Is Melville really generalizing in Moby Dick when he says all men desire going to sea at some point in time? Prove him wrong if you'd like!Is Melville really generalizing in Moby Dick when he says...
Is Melville really generalizing in Moby Dick when he says all men desire going to sea at some point in time? Prove him wrong if you'd like!
To me, Melville was correct to some extent, but not completely. And I think he is not correct any longer now that ocean travel has lost much of its romance.
I think that he is right in the sense that all people want adventure. The ocean is a place where a person can feel challenged. You feel close to nature and you feel like you really could be in true danger (which is why it is a challenge). All the times that I have been on the ocean it has been on an 18 foot boat and you really get the feeling of how powerful the ocean is. People going to sea in Melville's day would have felt that too in their relatively small ships that depended on the wind for power. Nowadays that feeling is not so present since most people who go to sea do it on huge ships that are powered by motors.

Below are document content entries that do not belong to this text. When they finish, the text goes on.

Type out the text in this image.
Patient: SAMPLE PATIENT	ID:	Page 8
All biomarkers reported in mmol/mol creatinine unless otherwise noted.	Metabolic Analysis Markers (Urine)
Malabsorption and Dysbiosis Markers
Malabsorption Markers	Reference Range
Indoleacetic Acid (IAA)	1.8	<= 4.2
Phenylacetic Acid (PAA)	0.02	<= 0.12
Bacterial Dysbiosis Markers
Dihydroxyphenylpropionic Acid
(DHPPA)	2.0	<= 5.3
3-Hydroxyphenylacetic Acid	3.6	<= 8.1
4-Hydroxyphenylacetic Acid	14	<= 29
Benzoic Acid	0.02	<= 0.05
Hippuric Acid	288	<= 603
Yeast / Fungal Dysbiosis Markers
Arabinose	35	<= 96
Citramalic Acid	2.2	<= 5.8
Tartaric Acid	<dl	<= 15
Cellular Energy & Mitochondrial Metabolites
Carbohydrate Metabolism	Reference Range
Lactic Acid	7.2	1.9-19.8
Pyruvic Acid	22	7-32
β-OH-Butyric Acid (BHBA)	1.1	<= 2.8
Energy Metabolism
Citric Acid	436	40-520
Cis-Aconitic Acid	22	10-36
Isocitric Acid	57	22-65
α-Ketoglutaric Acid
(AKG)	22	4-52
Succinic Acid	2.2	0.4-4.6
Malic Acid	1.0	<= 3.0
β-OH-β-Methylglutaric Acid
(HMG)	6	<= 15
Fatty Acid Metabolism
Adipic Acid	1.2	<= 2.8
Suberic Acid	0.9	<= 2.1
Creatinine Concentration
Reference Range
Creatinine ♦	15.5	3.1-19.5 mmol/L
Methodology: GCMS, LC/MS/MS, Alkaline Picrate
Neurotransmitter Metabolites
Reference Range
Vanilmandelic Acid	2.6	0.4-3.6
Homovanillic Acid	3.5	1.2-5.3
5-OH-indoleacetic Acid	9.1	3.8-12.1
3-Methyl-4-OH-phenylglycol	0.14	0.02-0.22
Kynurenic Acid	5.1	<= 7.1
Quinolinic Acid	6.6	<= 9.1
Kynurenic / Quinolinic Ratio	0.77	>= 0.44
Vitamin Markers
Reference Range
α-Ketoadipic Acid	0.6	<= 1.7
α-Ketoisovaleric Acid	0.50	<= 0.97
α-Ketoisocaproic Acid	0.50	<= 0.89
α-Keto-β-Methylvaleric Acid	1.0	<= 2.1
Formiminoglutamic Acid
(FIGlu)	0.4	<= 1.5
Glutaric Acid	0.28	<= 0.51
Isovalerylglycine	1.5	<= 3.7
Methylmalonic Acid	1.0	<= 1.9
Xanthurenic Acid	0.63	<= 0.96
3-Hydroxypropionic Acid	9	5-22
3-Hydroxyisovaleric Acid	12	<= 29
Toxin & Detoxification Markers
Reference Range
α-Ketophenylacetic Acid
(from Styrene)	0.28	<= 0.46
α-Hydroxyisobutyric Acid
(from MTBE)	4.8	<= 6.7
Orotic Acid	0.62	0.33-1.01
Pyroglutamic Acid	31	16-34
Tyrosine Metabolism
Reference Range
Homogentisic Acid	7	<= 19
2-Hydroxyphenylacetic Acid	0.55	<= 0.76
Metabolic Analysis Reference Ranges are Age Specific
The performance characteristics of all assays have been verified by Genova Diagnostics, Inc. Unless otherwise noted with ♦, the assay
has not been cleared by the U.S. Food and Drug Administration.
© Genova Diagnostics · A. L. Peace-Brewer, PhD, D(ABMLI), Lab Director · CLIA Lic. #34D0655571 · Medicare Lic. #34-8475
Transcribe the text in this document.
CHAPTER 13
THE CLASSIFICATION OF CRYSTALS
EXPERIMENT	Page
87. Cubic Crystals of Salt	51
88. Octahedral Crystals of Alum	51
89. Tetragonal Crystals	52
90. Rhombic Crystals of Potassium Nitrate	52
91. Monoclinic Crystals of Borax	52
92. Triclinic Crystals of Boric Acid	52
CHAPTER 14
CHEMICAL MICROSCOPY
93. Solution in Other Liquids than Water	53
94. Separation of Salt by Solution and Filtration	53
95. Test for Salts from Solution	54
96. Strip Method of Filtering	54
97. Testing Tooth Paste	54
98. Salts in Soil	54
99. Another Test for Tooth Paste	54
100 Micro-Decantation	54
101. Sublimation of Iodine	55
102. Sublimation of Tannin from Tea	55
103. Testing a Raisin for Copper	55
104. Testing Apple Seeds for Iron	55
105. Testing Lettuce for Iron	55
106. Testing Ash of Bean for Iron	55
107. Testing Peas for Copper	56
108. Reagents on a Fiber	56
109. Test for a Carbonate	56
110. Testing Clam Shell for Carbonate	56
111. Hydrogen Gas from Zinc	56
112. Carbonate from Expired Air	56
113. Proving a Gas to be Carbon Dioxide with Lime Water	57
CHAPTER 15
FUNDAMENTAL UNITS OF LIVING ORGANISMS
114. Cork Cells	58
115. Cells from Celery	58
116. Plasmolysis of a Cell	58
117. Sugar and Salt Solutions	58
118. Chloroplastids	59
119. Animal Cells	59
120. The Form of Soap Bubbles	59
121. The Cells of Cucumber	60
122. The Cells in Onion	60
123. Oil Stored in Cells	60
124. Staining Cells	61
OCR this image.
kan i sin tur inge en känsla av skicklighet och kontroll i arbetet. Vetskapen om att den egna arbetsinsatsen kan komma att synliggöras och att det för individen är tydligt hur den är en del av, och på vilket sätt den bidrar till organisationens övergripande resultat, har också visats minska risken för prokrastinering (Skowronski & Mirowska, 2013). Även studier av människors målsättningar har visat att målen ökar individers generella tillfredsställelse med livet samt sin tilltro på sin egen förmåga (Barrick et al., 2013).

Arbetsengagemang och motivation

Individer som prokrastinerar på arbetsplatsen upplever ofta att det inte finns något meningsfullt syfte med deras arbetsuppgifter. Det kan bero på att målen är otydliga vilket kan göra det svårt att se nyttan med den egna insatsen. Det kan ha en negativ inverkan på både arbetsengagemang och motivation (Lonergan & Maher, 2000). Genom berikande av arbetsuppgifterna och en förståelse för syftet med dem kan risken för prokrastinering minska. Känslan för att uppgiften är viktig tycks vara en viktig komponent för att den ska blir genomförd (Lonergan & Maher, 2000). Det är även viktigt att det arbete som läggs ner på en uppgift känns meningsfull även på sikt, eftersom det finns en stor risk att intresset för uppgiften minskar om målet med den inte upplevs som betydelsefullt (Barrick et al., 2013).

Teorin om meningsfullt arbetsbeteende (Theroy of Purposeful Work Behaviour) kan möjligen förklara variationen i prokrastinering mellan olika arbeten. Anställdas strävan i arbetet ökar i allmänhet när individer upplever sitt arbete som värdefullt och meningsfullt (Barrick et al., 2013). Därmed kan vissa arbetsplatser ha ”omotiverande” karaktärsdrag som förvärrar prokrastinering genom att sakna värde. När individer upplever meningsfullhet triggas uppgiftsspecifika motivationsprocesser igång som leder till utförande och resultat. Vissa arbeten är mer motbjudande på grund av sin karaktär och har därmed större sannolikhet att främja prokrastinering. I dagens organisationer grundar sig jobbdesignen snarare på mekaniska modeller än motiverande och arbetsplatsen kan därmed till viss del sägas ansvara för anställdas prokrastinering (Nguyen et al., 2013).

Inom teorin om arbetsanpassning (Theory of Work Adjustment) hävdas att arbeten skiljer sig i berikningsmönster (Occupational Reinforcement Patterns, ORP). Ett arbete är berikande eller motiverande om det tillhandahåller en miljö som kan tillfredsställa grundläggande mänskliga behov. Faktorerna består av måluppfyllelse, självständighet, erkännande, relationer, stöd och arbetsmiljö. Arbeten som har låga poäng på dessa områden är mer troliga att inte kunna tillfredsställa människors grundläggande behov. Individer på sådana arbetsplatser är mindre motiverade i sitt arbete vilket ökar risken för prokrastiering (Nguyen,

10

Anyway, going to sea represented adventure and a challenge of a man's masculinity, especially back then. I think that this is what Melville is talking about.
For Melville the sea represents life. As critic John McWilliams writes in his essay "The Epic in the Nineteenth Century," published in The Colombia History of American Poetry,
...readers approaching the novel for the first time are advised to consider it both as a work that portrays life on a whaling vessel and as a literary investigation of the conflict of humanity and fate.
Melville himself declared that "a whale ship was my Yale College and my Harvard." So, just as he had escaped a grim life of poverty by taking to the sea as a cabin boy and finding adventure, he learned many of life's lessons. Melville felt that others, too, would desire to understand the metaphysical lessons that he had learned at sea on the whale ship that was his college.
If we view the sea as a metaphor for the absolute, I would agree with Melville's assertion. Most people, I believe, crave a numinal experience, want to encounter the universal or absolute directly in a sort of soul-to-oversoul tete-a-tete.
An argument can certainly be made that the sea represents, in Moby Dick, more than a body of water. As pointed out above, we can look at the sea as the place for adventure or as a metaphor for the grand stage where life takes place in all its complexity. I'd suggest that we can also look at the sea as a symbol for unencumbered nature; an embodiment of an unmanifested god-head wherein swims the manifested god-spirit, Moby Dick, the arbiter of fate.